In den frühen 1970er Jahren förderte die sowjetische Regierung rigoros den Optimismus in der russischen Kultur. Scheidung und Alkoholmissbrauch wurden in den Medien als Tabu angesehen. Doch die russische Gesellschaft wurde der Kluft zwischen dem realen Leben und der kreativen Welt überdrüssig, und die Untergrundkultur wurde zur „verbotenen Frucht“. Die allgemeine Zufriedenheit mit der Qualität bestehender Werke führte zu Parodien, wie z. B. die russische Tradition des anekdotischen Witzes, die das Setting von Krieg und Frieden von Leo Tolstoi in eine groteske Welt sexueller Exzesse verwandelte. Ein weiteres bekanntes Beispiel ist der schwarze Humor (meist in Form von Kurzgedichten), der sich ausschließlich mit lustigen Todesfällen und/oder anderen Missgeschicken kleiner, unschuldiger Kinder befasste.

Mitte der 1980er Jahre erlaubte die Glasnost-Politik die Produktion weniger optimistischer Werke. Infolgedessen manifestierte sich das russische Kino der späten 1980er und frühen 1990er Jahre in Actionfilmen mit expliziten (aber nicht unbedingt grafischen) Szenen rücksichtsloser Gewalt und Sozialdramen über Drogenmissbrauch, Prostitution und gescheiterte Beziehungen. Obwohl russische Filme dieser Zeit in den Vereinigten Staaten aufgrund der Gewalttätigkeit mit „R“ bewertet werden würden, war der Gebrauch von expliziter Sprache viel milder als im amerikanischen Kino.

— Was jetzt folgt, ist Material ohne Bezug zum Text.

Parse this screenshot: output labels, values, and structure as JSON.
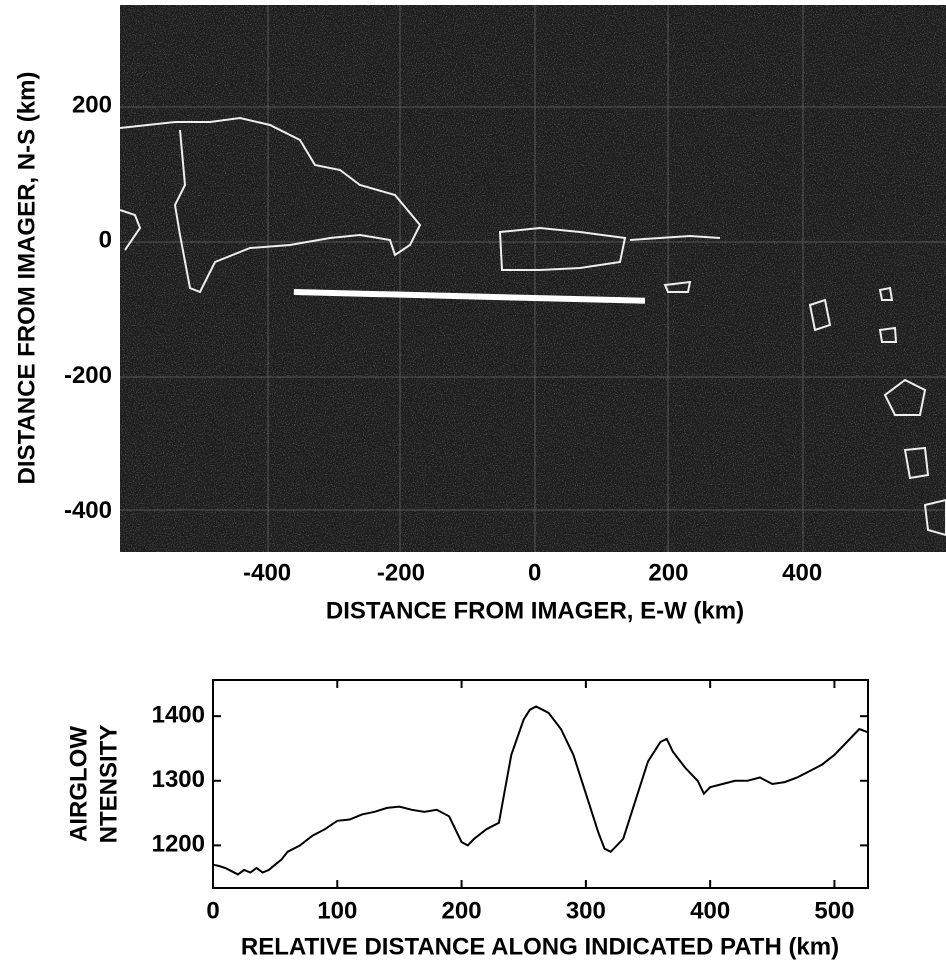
{
  "chart_data": [
    {
      "type": "image",
      "xlabel": "DISTANCE FROM IMAGER, E-W (km)",
      "ylabel": "DISTANCE FROM IMAGER, N-S (km)",
      "xlim": [
        -620,
        615
      ],
      "ylim": [
        -460,
        350
      ],
      "xticks": [
        -400,
        -200,
        0,
        200,
        400
      ],
      "yticks": [
        -400,
        -200,
        0,
        200
      ],
      "x": [
        -360,
        165
      ],
      "y": [
        -75,
        -88
      ]
    },
    {
      "type": "line",
      "xlabel": "RELATIVE DISTANCE ALONG INDICATED PATH (km)",
      "ylabel": [
        "AIRGLOW",
        "NTENSITY"
      ],
      "xlim": [
        0,
        527
      ],
      "ylim": [
        1134,
        1456
      ],
      "xticks": [
        0,
        100,
        200,
        300,
        400,
        500
      ],
      "yticks": [
        1200,
        1300,
        1400
      ],
      "color": "#000000",
      "x": [
        0,
        5,
        10,
        15,
        20,
        25,
        30,
        35,
        40,
        45,
        50,
        55,
        60,
        70,
        80,
        90,
        100,
        110,
        120,
        130,
        140,
        150,
        160,
        170,
        180,
        190,
        200,
        205,
        210,
        220,
        230,
        240,
        250,
        255,
        260,
        265,
        270,
        280,
        290,
        300,
        310,
        315,
        320,
        330,
        340,
        350,
        360,
        365,
        370,
        380,
        390,
        395,
        400,
        410,
        420,
        430,
        440,
        450,
        460,
        470,
        480,
        490,
        500,
        510,
        520,
        527
      ],
      "values": [
        1170,
        1168,
        1165,
        1160,
        1155,
        1162,
        1158,
        1165,
        1158,
        1162,
        1170,
        1178,
        1190,
        1200,
        1215,
        1225,
        1238,
        1240,
        1248,
        1252,
        1258,
        1260,
        1255,
        1252,
        1255,
        1245,
        1205,
        1200,
        1210,
        1225,
        1235,
        1340,
        1395,
        1410,
        1415,
        1410,
        1405,
        1380,
        1340,
        1280,
        1220,
        1195,
        1190,
        1210,
        1270,
        1330,
        1360,
        1365,
        1345,
        1320,
        1300,
        1280,
        1290,
        1295,
        1300,
        1300,
        1305,
        1295,
        1298,
        1305,
        1315,
        1325,
        1340,
        1360,
        1380,
        1375
      ]
    }
  ]
}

In den späten 1990er Jahren wurde die russische Gegenkultur im Internet immer populärer. Es erschienen mehrere Websites, die von Benutzern erstellte Kurzgeschichten veröffentlichten, die sich mit Sex, Drogen und Gewalt befassten. Die folgenden Merkmale gelten als die beliebtesten Themen in solchen Werken:

  • Weiterer Gebrauch von expliziter Sprache;
  • Absichtliche Rechtschreibfehler;
  • Beschreibungen von Drogenkonsum und Folgen des Missbrauchs;
  • Negative Darstellungen von Alkoholkonsum;
  • Sex und Gewalt: Nichts ist ein Tabu – im Allgemeinen wird Gewalt selten befürwortet, während alle Arten von Sex als gut gelten;
  • Parodie: Medienwerbung, Filmklassiker, Popkultur und Kinderbücher gelten als Freiwild;
  • Nichtkonformität; und
  • Politisch unkorrekte Themen, meist Rassismus, Fremdenfeindlichkeit und Homophobie.

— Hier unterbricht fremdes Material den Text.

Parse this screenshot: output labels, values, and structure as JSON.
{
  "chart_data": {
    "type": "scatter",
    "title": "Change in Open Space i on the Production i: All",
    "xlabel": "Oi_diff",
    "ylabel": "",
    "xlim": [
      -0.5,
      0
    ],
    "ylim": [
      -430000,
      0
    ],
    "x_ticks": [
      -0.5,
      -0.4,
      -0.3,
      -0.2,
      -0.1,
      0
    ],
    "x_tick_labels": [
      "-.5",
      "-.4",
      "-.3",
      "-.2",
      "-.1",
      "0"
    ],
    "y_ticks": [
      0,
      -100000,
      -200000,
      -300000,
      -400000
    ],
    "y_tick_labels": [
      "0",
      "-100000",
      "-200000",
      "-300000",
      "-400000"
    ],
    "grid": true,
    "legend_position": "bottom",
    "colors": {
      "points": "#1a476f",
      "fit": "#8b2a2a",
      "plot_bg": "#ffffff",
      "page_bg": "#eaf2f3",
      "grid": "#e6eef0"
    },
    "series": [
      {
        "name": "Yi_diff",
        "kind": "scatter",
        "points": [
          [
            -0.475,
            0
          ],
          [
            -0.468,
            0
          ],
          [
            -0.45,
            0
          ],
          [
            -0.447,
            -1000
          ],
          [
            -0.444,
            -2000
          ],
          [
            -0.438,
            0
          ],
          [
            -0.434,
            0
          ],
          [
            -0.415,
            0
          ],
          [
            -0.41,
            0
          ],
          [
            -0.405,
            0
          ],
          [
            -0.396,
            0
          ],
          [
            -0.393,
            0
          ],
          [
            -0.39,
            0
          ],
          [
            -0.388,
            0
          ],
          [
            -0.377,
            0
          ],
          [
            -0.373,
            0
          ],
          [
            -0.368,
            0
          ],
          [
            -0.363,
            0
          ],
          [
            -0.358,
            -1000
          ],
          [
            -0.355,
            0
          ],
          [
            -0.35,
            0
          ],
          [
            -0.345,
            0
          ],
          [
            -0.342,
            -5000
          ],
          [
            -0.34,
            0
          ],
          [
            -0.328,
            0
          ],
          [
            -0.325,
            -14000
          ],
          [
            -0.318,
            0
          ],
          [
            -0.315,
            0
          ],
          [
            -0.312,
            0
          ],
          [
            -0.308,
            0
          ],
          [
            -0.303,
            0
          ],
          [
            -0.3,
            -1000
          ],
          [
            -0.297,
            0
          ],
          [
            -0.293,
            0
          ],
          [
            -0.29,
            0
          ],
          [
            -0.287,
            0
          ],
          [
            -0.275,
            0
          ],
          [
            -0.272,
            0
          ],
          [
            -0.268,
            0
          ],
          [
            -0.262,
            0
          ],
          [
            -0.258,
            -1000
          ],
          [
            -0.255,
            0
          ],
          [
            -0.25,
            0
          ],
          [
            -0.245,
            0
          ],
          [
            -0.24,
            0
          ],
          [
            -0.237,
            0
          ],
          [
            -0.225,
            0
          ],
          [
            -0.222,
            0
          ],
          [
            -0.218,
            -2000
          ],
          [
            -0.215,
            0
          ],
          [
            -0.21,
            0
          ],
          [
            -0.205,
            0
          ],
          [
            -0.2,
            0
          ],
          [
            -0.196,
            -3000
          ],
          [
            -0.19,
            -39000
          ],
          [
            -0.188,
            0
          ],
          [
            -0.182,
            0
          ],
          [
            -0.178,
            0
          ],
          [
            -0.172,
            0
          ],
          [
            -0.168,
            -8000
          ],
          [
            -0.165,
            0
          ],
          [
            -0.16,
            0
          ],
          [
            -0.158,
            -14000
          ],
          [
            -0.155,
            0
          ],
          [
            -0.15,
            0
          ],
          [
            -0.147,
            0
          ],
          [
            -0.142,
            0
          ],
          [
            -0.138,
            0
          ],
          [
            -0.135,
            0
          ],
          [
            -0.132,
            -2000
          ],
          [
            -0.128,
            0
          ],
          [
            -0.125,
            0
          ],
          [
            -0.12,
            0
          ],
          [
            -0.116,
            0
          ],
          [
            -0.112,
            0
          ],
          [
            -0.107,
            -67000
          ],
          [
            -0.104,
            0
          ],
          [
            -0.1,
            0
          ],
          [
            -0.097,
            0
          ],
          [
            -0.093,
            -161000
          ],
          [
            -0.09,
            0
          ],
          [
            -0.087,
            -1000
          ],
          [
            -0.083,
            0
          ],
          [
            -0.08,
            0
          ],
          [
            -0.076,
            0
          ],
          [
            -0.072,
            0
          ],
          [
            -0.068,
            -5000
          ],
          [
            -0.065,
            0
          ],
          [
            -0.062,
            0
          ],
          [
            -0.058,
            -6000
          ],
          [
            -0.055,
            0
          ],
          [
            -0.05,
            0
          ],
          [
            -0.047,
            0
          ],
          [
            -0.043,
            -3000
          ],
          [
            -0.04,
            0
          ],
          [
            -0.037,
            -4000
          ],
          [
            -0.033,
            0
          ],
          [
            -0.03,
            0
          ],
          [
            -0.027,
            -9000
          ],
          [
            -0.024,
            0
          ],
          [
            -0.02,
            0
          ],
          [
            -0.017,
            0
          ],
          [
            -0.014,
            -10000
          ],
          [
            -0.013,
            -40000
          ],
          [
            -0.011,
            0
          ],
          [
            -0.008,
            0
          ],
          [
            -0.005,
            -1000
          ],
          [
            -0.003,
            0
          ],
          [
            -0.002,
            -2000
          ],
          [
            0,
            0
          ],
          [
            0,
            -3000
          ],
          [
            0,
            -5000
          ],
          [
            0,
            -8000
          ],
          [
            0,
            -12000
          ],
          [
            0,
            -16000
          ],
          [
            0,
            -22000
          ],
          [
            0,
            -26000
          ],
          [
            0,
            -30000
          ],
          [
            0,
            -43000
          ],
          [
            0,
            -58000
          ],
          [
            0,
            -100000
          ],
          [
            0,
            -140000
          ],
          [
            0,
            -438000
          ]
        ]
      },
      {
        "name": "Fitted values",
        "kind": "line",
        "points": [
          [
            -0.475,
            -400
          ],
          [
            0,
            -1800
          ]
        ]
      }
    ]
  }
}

Ein bemerkenswerter Aspekt der Gegenkultur in dieser Zeit war der Einfluss der kontrakulturellen Entwicklungen auf die russische Popkultur. Neben traditionellen russischen Musikstilen, wie z.B. Liedern mit knastbezogenen Texten, wurden neue Musikstile mit expliziter Sprache entwickelt.

AsienEdit

In der jüngeren Vergangenheit hat Dr. Sebastian Kappen, ein indischer Theologe, versucht, Gegenkultur im asiatischen Kontext neu zu definieren. Im März 1990 stellte er auf einem Seminar in Bangalore seine gegenkulturellen Perspektiven vor (Kapitel 4 in S. Kappen, Tradition, Modernität, Gegenkultur: eine asiatische Perspektive, Visthar, Bangalore, 1994). Dr. Kappen sieht die Gegenkultur als eine neue Kultur, die die beiden gegensätzlichen kulturellen Phänomene in den asiatischen Ländern negieren muss:

  1. Invasion durch die westliche kapitalistische Kultur, und
  2. das Aufkommen von Erweckungsbewegungen.

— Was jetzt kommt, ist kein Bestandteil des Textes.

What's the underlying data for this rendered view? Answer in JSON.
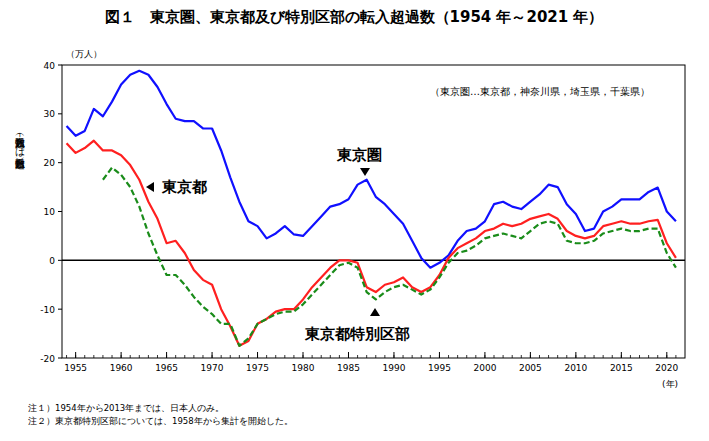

Kappen schreibt: „Würden wir dem ersten erliegen, würden wir unsere Identität verlieren; würden wir dem zweiten erliegen, wäre unsere Identität eine falsche, veraltete Identität in einem mentalen Universum toter Symbole und verzögerter Mythen.“

Die wichtigste gegenkulturelle Bewegung in Indien fand in den 1960er Jahren im Bundesstaat Westbengalen durch eine Gruppe von Dichtern und Künstlern statt, die sich selbst Hungryalists nannten.